Koekemoer L L, Kamau L, Hunt R H, Coetzee M
Department of Clinical Microbiology and Infectious Diseases, School of Pathology of the National Health Laboratory Services and the University of the Witwatersrand, Johannesburg, South Africa.
Am J Trop Med Hyg. 2002 Jun;66(6):804-11. doi: 10.4269/ajtmh.2002.66.804.

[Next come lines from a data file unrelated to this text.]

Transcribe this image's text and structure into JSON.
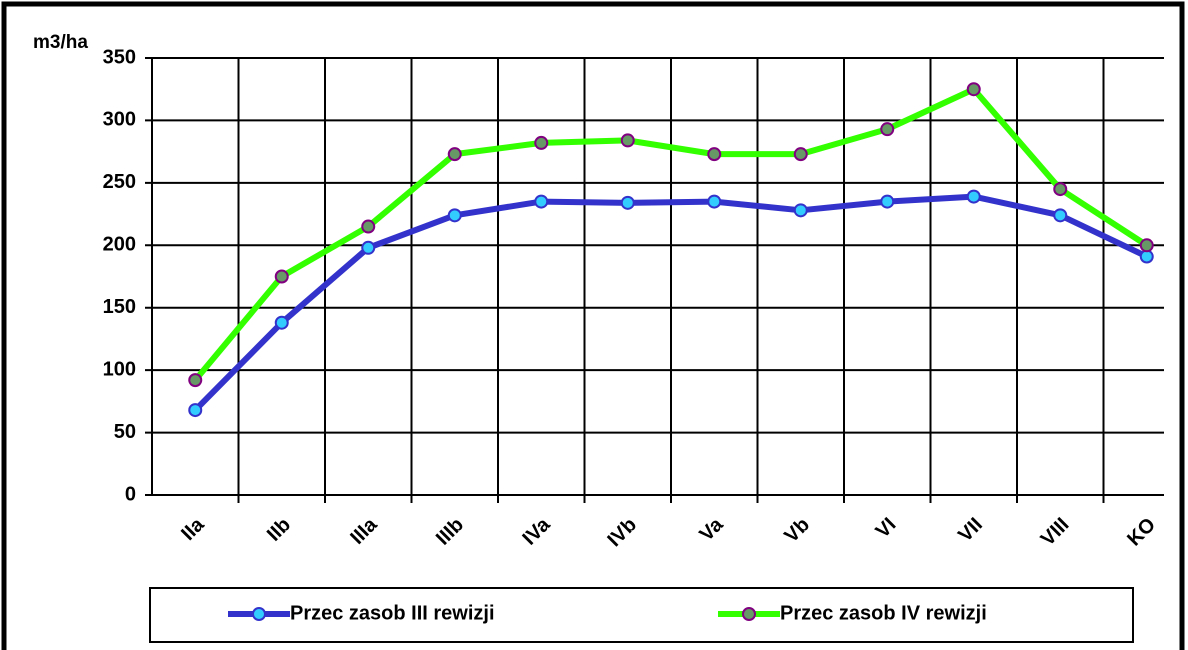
{
  "chart_data": {
    "type": "line",
    "y_label": "m3/ha",
    "categories": [
      "IIa",
      "IIb",
      "IIIa",
      "IIIb",
      "IVa",
      "IVb",
      "Va",
      "Vb",
      "VI",
      "VII",
      "VIII",
      "KO"
    ],
    "series": [
      {
        "name": "Przec zasob III rewizji",
        "color": "#3333cc",
        "marker_fill": "#33ccff",
        "marker_stroke": "#3333cc",
        "values": [
          68,
          138,
          198,
          224,
          235,
          234,
          235,
          228,
          235,
          239,
          224,
          191
        ]
      },
      {
        "name": "Przec zasob IV rewizji",
        "color": "#33ff00",
        "marker_fill": "#669966",
        "marker_stroke": "#800080",
        "values": [
          92,
          175,
          215,
          273,
          282,
          284,
          273,
          273,
          293,
          325,
          245,
          200
        ]
      }
    ],
    "ylim": [
      0,
      350
    ],
    "yticks": [
      0,
      50,
      100,
      150,
      200,
      250,
      300,
      350
    ],
    "grid": true,
    "legend": "bottom"
  }
}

Anopheles funestus Giles is a major malaria vector in Africa belonging to a group of species with morphologically similar characteristics. Morphological identification of members of the A. funestus group is difficult because of overlap of distinguishing characteristics in adult or immature stages as well as the necessity to rear isofemale lines to examine larval and egg characters. A rapid rDNA polymerase chain reaction (PCR) method has been developed to accurately identify five members of the A. funestus group. This PCR is based on species-specific primers in the ITS2 region on the rDNA to identify A. funestus (approximately 505bp), Anopheles vaneedeni Gillies and Coetzee (approximately 587bp), Anopheles rivulorum Leeson (approximately 411bp), Anopheles leesoni Evans (approximately 146bp), and Anopheles parensis Gillies (approximately 252bp).
冈比亚按蚊是非洲主要的疟疾传播媒介,属于一组形态特征相似的物种。由于成虫或未成熟阶段鉴别特征的重叠,以及需要培育同雌系来检查幼虫和卵的特征,冈比亚按蚊组成员的形态学鉴定很困难。已开发出一种快速核糖体DNA聚合酶链反应(PCR)方法来准确鉴定冈比亚按蚊组的五个成员。该PCR基于核糖体DNA ITS2区域中的物种特异性引物,以鉴定冈比亚按蚊(约505bp)、瓦内登按蚊(约587bp)、溪流按蚊(约411bp)、利氏按蚊(约146bp)和帕伦西斯按蚊(约252bp)。